Assume that 60% of community college students are female.
1) If we pick 10 students at random justify why we can or cannot model this using a normal model.
2) Find the probability that 8 of the 10 students selected are female.
3) Find the probability that 8 of more of the 10 students selected are female.
1) To determine if we can model the scenario using a normal model, we need to check if the conditions for using the normal distribution are satisfied.
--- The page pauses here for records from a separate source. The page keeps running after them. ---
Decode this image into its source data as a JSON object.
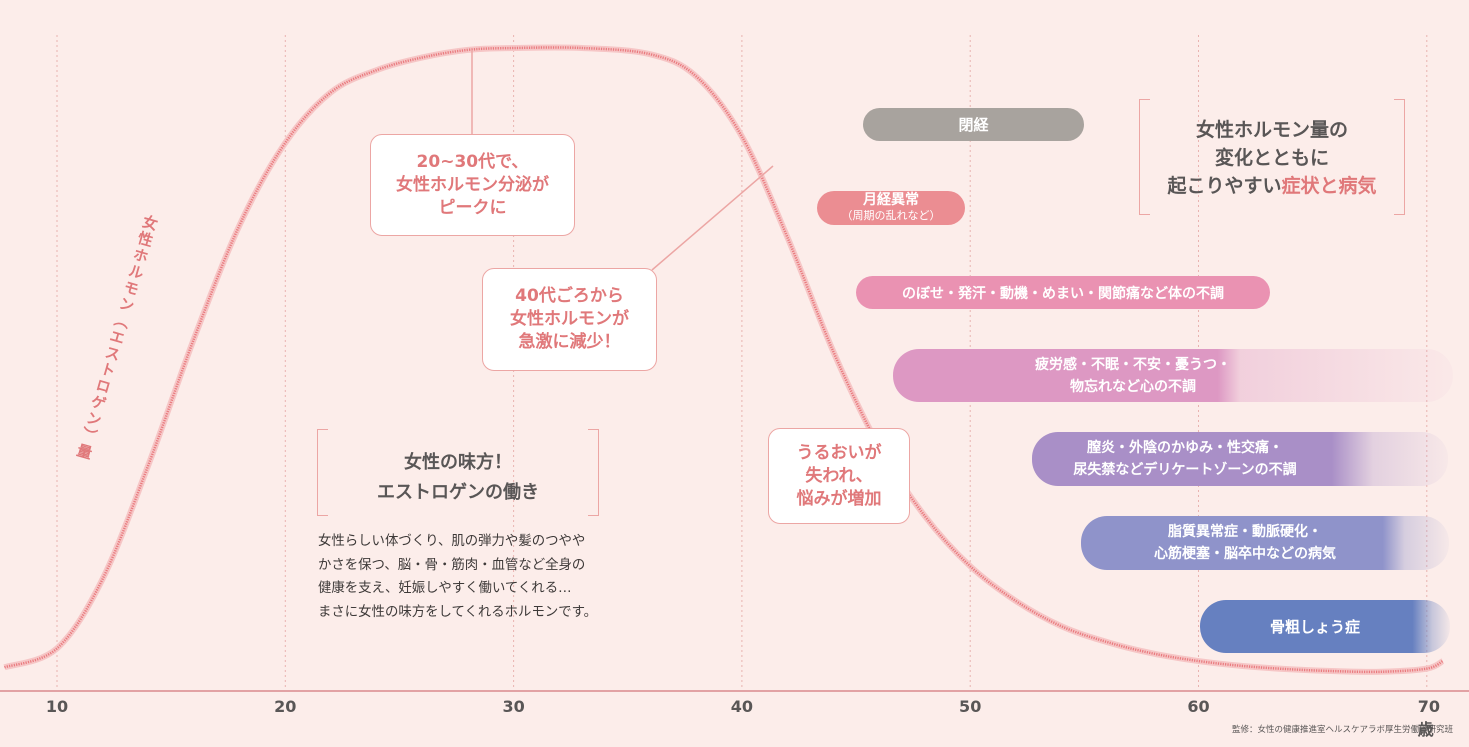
{
  "chart_data": {
    "type": "area",
    "xlim": [
      10,
      71
    ],
    "x_ticks": [
      "10",
      "20",
      "30",
      "40",
      "50",
      "60",
      "70"
    ],
    "x_unit": "歳",
    "ylabel": "女性ホルモン（エストロゲン）量",
    "curve": [
      [
        7.7,
        0.02
      ],
      [
        10,
        0.05
      ],
      [
        12,
        0.16
      ],
      [
        14,
        0.34
      ],
      [
        16,
        0.54
      ],
      [
        18,
        0.72
      ],
      [
        20,
        0.85
      ],
      [
        22,
        0.93
      ],
      [
        24,
        0.965
      ],
      [
        26,
        0.985
      ],
      [
        28,
        0.997
      ],
      [
        30,
        1.0
      ],
      [
        33,
        1.0
      ],
      [
        36,
        0.99
      ],
      [
        38,
        0.955
      ],
      [
        40,
        0.86
      ],
      [
        42,
        0.7
      ],
      [
        44,
        0.52
      ],
      [
        46,
        0.37
      ],
      [
        48,
        0.26
      ],
      [
        50,
        0.18
      ],
      [
        52,
        0.125
      ],
      [
        54,
        0.085
      ],
      [
        56,
        0.06
      ],
      [
        58,
        0.042
      ],
      [
        60,
        0.03
      ],
      [
        62,
        0.022
      ],
      [
        64,
        0.017
      ],
      [
        66,
        0.014
      ],
      [
        68,
        0.013
      ],
      [
        70,
        0.018
      ],
      [
        70.7,
        0.03
      ]
    ],
    "grid": "vertical dotted",
    "colors": {
      "curve": "#e97a7e",
      "axis": "#d98a8c",
      "grid": "#e9b3b0"
    }
  },
  "title_box": {
    "line1": "女性ホルモン量の",
    "line2": "変化とともに",
    "line3_plain": "起こりやすい",
    "line3_accent": "症状と病気"
  },
  "callouts": {
    "peak": [
      "20~30代で、",
      "女性ホルモン分泌が",
      "ピークに"
    ],
    "decline": [
      "40代ごろから",
      "女性ホルモンが",
      "急激に減少！"
    ],
    "moisture": [
      "うるおいが",
      "失われ、",
      "悩みが増加"
    ]
  },
  "estrogen_info": {
    "heading1": "女性の味方！",
    "heading2": "エストロゲンの働き",
    "body": [
      "女性らしい体づくり、肌の弾力や髪のつやや",
      "かさを保つ、脳・骨・筋肉・血管など全身の",
      "健康を支え、妊娠しやすく働いてくれる…",
      "まさに女性の味方をしてくれるホルモンです。"
    ]
  },
  "symptoms": [
    {
      "lines": [
        "閉経"
      ],
      "color": "#a8a39e"
    },
    {
      "lines": [
        "月経異常",
        "（周期の乱れなど）"
      ],
      "color": "#eb8d92"
    },
    {
      "lines": [
        "のぼせ・発汗・動機・めまい・関節痛など体の不調"
      ],
      "color": "#ea92b2"
    },
    {
      "lines": [
        "疲労感・不眠・不安・憂うつ・",
        "物忘れなど心の不調"
      ],
      "color": "#dd98c3"
    },
    {
      "lines": [
        "膣炎・外陰のかゆみ・性交痛・",
        "尿失禁などデリケートゾーンの不調"
      ],
      "color": "#a98fc7"
    },
    {
      "lines": [
        "脂質異常症・動脈硬化・",
        "心筋梗塞・脳卒中などの病気"
      ],
      "color": "#8f93ca"
    },
    {
      "lines": [
        "骨粗しょう症"
      ],
      "color": "#6680c0"
    }
  ],
  "source": "監修：女性の健康推進室ヘルスケアラボ厚生労働省研究班"
}
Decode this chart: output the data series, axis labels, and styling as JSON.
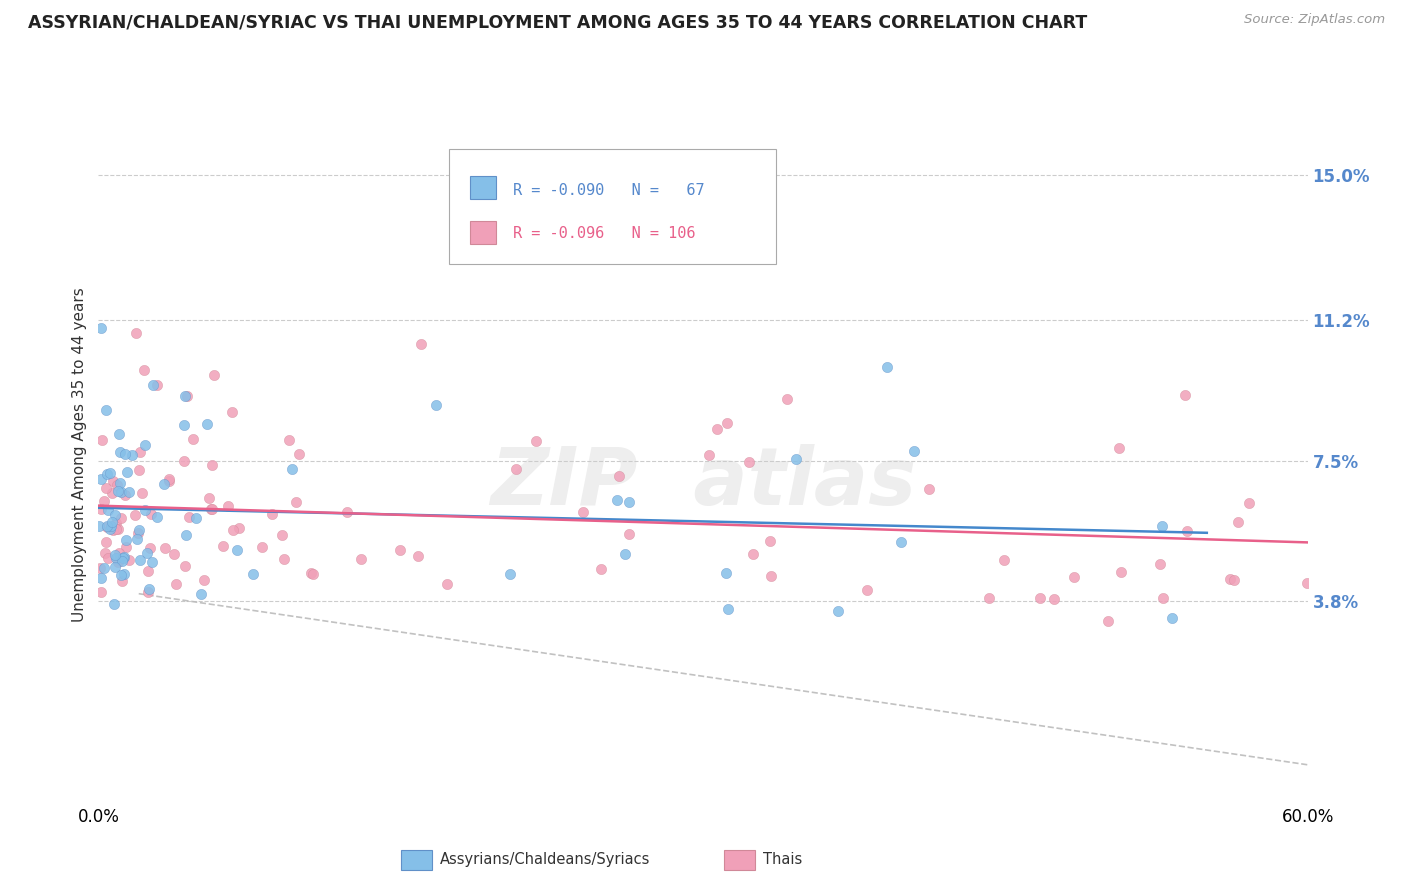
{
  "title": "ASSYRIAN/CHALDEAN/SYRIAC VS THAI UNEMPLOYMENT AMONG AGES 35 TO 44 YEARS CORRELATION CHART",
  "source": "Source: ZipAtlas.com",
  "ylabel": "Unemployment Among Ages 35 to 44 years",
  "xlim": [
    0.0,
    0.6
  ],
  "ylim": [
    -0.015,
    0.168
  ],
  "yticks": [
    0.038,
    0.075,
    0.112,
    0.15
  ],
  "ytick_labels": [
    "3.8%",
    "7.5%",
    "11.2%",
    "15.0%"
  ],
  "xticks": [
    0.0,
    0.6
  ],
  "xtick_labels": [
    "0.0%",
    "60.0%"
  ],
  "series1_color": "#85bfe8",
  "series2_color": "#f0a0b8",
  "trend1_color": "#4488cc",
  "trend2_color": "#e8608a",
  "dash_color": "#bbbbbb",
  "background_color": "#ffffff",
  "grid_color": "#cccccc",
  "ytick_color": "#5588cc",
  "watermark_color": "#eeeeee",
  "title_fontsize": 12.5,
  "label_fontsize": 11,
  "tick_fontsize": 12
}
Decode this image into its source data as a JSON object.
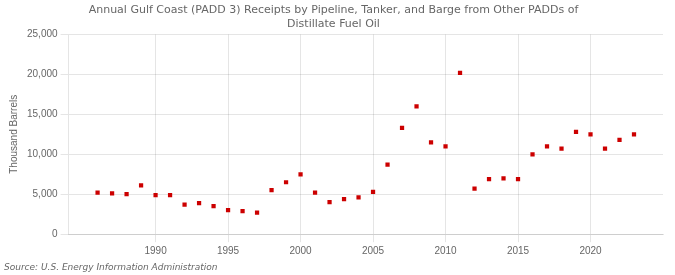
{
  "chart_data": {
    "type": "scatter",
    "title": "Annual Gulf Coast (PADD 3) Receipts by Pipeline, Tanker, and Barge from Other PADDs of\nDistillate Fuel Oil",
    "ylabel": "Thousand Barrels",
    "source": "Source: U.S. Energy Information Administration",
    "x": [
      1986,
      1987,
      1988,
      1989,
      1990,
      1991,
      1992,
      1993,
      1994,
      1995,
      1996,
      1997,
      1998,
      1999,
      2000,
      2001,
      2002,
      2003,
      2004,
      2005,
      2006,
      2007,
      2008,
      2009,
      2010,
      2011,
      2012,
      2013,
      2014,
      2015,
      2016,
      2017,
      2018,
      2019,
      2020,
      2021,
      2022,
      2023
    ],
    "values": [
      5200,
      5100,
      5000,
      6100,
      4900,
      4900,
      3700,
      3900,
      3500,
      3000,
      2900,
      2700,
      5500,
      6500,
      7500,
      5200,
      4000,
      4400,
      4600,
      5300,
      8700,
      13300,
      16000,
      11500,
      11000,
      20200,
      5700,
      6900,
      7000,
      6900,
      10000,
      11000,
      10700,
      12800,
      12500,
      10700,
      11800,
      12500
    ],
    "color": "#cc0000",
    "marker": "square",
    "xlim": [
      1984,
      2025
    ],
    "xticks": [
      1990,
      1995,
      2000,
      2005,
      2010,
      2015,
      2020
    ],
    "ylim": [
      0,
      25000
    ],
    "yticks": [
      0,
      {
        "value": 5000,
        "label": "5,000"
      },
      {
        "value": 10000,
        "label": "10,000"
      },
      {
        "value": 15000,
        "label": "15,000"
      },
      {
        "value": 20000,
        "label": "20,000"
      },
      {
        "value": 25000,
        "label": "25,000"
      }
    ],
    "grid": true
  }
}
The normal distribution can be used when the sample size is large enough, typically greater than 30, and the data follows a bell-shaped curve (approximately symmetric).
In this case, we are selecting 10 students at random. Since the sample size is relatively small, the condition for using a normal model is not satisfied. Additionally, the distribution of gender in the population may not necessarily follow a normal distribution. Therefore, we cannot model this scenario using a normal model.
2) To find the probability that 8 of the 10 selected students are female, we can use the binomial probability formula. The binomial probability formula calculates the probability of a specific number of successes (in this case, females) out of a fixed number of trials (total students selected) under certain conditions.
The formula to find the probability of exactly r successes in n trials with a probability p of success is: P(X = r) = nCr * p^r * (1-p)^(n-r)
In this case, we want to find the probability of exactly 8 females out of 10 students, given that the probability of selecting a female is 0.60.
P(X = 8) = 10C8 * 0.60^8 * (1-0.60)^(10-8)
Calculating the values, we have:
P(X = 8) = 45 * 0.60^8 * 0.40^2
Calculating further, we get the probability that 8 out of the 10 selected students are females.
3) To find the probability that 8 or more of the 10 students selected are female, we need to calculate the probability of having 8, 9, or 10 females.
P(X ≥ 8) = P(X = 8) + P(X = 9) + P(X = 10)
Using the binomial probability formula, we can calculate each of these probabilities separately and sum them up.
P(X ≥ 8) = P(X = 8) + P(X = 9) + P(X = 10)
Calculate each probability separately using the same formula as before and add them together to find the final result.